As I reflected on these and other statements I studied, the following were and are my conclusions:
1) If Sister White had such strong cautions regarding working on the Sabbath for those working in OUR sanitariums, where the Sabbath is understood, what of those who have no regard for it?
2) Please tell me which hospital will permit an employee to practice laying aside “unnecessary work” and “ordinary treatments and operations”?
3) We are to be Gospel Medical Missionaries whose focus is “to prepare the way for the coming of the Lord.” We know that the Sabbath will be a major issue in the closing events of this earth. Can we afford to lessen the sense of it’s obligation?
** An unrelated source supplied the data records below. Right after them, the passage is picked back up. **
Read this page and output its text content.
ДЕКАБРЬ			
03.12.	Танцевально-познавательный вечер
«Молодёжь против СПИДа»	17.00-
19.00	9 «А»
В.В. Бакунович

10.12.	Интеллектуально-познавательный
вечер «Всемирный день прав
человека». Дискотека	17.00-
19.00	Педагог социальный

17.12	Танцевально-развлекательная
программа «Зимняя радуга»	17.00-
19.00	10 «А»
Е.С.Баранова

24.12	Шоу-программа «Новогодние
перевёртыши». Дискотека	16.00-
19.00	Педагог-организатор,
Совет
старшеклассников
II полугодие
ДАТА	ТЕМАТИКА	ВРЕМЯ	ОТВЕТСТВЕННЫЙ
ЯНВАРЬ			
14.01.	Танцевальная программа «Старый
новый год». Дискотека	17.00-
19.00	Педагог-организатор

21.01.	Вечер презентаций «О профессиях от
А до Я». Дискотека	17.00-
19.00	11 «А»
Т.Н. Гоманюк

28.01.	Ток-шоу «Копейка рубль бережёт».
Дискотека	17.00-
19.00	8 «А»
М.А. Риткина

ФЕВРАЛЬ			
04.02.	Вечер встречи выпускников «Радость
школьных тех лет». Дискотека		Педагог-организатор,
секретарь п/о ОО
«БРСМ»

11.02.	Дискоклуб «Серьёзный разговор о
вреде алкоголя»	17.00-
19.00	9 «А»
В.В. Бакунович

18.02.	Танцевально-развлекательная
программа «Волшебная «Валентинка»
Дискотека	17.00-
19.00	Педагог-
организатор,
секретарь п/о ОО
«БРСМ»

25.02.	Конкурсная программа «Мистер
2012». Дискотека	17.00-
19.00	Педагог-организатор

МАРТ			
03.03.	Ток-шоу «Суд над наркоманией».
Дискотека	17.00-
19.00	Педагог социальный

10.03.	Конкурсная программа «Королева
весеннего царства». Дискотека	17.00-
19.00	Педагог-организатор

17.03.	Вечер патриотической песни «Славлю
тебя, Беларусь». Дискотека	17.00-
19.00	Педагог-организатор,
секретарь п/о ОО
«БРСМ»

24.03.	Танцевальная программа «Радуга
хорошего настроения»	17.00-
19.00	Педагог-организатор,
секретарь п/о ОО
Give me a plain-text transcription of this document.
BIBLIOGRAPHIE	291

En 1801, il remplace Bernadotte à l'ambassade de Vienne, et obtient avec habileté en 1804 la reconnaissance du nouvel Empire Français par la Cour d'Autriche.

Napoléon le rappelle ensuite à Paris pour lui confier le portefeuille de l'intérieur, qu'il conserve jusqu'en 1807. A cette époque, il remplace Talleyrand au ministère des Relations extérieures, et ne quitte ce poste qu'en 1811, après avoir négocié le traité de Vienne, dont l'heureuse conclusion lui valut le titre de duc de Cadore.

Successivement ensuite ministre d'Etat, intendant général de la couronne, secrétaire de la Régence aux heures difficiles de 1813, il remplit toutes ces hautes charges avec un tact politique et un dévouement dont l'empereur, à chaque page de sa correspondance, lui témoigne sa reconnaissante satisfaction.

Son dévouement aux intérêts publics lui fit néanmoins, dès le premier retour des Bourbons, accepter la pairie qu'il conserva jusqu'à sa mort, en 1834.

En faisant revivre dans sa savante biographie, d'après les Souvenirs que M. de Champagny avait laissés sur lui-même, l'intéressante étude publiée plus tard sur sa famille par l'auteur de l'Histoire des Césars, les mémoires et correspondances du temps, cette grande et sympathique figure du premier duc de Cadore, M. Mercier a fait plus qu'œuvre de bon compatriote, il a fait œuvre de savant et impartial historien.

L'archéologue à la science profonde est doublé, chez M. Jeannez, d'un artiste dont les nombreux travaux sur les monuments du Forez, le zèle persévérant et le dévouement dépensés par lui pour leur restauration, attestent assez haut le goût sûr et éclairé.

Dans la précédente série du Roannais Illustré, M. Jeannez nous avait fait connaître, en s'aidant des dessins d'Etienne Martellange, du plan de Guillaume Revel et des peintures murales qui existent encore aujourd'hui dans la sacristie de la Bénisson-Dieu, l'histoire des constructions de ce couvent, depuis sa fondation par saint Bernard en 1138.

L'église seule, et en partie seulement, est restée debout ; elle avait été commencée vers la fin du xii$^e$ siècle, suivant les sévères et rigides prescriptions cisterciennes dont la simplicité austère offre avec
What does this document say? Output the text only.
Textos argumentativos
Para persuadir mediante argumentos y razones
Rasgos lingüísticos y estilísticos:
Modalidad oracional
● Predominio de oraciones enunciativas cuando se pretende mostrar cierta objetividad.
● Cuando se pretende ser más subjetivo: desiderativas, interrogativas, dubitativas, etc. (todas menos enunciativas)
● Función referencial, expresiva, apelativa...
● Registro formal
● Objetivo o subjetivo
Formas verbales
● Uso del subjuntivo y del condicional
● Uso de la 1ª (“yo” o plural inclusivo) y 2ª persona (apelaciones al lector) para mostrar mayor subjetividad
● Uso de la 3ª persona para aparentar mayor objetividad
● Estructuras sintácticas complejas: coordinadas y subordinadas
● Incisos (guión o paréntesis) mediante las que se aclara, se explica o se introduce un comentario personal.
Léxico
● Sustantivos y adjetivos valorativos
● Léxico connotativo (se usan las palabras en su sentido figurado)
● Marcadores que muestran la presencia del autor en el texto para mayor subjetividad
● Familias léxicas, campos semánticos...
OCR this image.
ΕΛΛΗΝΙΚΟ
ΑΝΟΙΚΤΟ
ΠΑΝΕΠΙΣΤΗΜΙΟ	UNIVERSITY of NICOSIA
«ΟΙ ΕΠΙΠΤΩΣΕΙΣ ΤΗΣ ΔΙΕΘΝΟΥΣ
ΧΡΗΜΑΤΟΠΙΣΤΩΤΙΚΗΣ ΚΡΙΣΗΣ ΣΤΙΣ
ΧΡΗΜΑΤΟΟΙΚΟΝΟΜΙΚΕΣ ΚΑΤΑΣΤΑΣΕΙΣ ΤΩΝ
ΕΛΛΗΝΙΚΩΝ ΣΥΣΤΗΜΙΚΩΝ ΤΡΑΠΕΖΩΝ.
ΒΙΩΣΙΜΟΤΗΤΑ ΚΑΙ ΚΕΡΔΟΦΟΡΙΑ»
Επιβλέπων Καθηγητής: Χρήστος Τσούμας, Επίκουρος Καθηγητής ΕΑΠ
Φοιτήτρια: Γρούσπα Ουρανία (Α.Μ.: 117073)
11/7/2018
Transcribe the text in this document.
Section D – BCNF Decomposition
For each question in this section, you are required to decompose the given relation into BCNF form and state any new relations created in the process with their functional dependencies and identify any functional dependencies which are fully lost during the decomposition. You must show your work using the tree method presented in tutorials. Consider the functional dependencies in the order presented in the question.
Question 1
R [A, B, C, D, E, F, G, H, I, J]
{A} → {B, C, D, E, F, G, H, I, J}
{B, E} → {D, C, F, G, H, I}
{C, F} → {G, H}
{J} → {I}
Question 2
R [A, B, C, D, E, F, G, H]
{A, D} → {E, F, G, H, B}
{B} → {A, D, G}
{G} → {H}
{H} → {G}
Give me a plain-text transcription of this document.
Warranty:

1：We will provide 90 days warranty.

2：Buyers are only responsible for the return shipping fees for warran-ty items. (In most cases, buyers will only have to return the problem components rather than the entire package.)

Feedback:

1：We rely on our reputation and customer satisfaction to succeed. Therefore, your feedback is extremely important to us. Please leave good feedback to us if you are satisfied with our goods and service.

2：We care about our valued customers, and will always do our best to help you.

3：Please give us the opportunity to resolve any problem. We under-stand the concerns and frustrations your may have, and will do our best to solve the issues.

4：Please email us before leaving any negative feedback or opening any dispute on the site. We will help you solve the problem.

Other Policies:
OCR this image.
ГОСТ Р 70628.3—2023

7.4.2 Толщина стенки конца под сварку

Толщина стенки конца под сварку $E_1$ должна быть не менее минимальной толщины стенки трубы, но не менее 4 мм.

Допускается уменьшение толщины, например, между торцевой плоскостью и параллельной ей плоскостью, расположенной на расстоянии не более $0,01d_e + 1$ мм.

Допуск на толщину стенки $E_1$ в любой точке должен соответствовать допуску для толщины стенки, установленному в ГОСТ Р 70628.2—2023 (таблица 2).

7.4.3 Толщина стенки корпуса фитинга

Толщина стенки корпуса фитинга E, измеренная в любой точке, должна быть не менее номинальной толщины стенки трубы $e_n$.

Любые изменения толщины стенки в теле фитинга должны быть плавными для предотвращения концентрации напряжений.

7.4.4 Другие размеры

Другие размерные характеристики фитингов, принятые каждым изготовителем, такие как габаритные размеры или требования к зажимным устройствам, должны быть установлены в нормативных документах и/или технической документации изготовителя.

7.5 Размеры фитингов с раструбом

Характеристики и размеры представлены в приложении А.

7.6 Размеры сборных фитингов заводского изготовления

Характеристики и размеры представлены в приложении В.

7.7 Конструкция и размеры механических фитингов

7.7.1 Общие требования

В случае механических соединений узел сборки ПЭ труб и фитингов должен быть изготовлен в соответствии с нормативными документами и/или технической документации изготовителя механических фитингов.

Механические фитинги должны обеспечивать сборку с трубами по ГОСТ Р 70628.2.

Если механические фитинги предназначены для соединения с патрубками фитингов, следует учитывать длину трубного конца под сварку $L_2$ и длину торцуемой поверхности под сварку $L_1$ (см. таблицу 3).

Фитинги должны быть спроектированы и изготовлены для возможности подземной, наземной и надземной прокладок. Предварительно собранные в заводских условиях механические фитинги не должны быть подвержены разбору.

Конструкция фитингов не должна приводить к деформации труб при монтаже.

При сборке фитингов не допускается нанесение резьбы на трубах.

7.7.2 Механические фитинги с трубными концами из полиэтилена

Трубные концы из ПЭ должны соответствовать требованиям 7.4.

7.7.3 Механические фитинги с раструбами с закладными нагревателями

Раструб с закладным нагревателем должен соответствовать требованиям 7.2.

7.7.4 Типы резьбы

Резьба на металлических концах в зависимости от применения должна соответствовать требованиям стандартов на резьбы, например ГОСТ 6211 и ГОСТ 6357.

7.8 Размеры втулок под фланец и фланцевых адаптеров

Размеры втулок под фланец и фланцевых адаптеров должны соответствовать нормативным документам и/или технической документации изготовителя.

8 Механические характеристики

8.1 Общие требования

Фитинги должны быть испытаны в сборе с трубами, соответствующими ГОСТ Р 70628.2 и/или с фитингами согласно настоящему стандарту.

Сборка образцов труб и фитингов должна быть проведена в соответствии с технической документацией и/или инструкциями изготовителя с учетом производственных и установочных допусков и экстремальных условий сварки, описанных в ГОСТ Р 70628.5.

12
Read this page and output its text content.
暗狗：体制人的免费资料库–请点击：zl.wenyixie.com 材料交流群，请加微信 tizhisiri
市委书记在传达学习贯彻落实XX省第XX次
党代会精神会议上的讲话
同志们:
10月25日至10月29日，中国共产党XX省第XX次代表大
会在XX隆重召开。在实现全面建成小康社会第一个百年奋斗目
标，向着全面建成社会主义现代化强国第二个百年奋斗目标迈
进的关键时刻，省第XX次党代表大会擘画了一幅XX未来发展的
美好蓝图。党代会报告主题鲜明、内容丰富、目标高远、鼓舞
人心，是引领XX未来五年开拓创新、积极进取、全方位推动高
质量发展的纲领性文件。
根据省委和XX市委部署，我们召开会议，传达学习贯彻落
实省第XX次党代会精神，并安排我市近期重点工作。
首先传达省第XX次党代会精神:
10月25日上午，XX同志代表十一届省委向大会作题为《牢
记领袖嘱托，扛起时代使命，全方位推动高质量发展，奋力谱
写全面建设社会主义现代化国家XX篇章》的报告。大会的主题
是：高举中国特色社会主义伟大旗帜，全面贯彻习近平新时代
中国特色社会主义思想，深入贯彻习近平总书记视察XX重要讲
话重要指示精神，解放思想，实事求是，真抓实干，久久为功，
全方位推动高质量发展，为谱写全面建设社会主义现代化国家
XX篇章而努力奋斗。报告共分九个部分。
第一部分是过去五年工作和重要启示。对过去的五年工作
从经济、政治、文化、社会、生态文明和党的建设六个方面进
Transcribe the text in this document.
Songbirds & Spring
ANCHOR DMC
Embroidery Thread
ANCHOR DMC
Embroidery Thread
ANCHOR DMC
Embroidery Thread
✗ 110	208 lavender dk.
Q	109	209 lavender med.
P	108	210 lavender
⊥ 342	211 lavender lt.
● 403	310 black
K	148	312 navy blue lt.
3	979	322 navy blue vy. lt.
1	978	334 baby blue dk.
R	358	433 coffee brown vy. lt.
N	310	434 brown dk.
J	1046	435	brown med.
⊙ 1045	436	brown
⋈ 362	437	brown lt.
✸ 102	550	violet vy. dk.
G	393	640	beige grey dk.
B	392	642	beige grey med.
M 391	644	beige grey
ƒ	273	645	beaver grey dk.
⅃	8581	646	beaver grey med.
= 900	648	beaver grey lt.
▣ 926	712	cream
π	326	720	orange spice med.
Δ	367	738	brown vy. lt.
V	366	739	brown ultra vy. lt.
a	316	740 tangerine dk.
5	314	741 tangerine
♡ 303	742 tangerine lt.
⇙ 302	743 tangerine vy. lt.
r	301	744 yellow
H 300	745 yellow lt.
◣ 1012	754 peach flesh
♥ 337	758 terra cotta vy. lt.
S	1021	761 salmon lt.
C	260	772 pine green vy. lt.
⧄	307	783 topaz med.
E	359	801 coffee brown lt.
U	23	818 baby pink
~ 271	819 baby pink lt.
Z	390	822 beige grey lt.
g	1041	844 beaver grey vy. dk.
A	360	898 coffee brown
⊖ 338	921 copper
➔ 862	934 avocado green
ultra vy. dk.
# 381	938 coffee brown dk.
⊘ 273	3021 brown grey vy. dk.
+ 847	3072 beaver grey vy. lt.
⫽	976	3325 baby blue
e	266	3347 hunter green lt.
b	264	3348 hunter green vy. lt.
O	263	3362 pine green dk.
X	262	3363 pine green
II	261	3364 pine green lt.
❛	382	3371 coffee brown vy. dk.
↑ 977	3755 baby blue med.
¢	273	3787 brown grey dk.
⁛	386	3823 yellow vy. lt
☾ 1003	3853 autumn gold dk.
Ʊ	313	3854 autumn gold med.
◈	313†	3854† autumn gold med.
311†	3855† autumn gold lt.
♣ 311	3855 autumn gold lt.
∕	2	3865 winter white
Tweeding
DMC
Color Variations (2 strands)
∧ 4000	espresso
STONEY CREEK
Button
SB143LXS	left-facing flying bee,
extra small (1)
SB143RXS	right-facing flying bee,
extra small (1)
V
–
4) What is the undergirding purpose of nurses and physicians working in worldly hospitals? And can one truly be a Gospel Medical Missionary in the popular health-care system?
After I realized the importance of the Sabbath and kindly spoke to my supervisors regarding my convictions, I never once, in my many years of subsequent practice, had to work on the Sabbath. I changed jobs many times, and repeatedly God opened some amazing doors for me!! The Lord has since completely brought me out of that system of health care to practice His way (Counsels on Health 323), where I can both honor the Sabbath and follow His example in caring for the sick using His principles.
Every act of healing that Jesus did exalted the Sabbath and was a fulfillment of His mission. And as a Seventh-day Adventist, I too, must be about my Father’s business!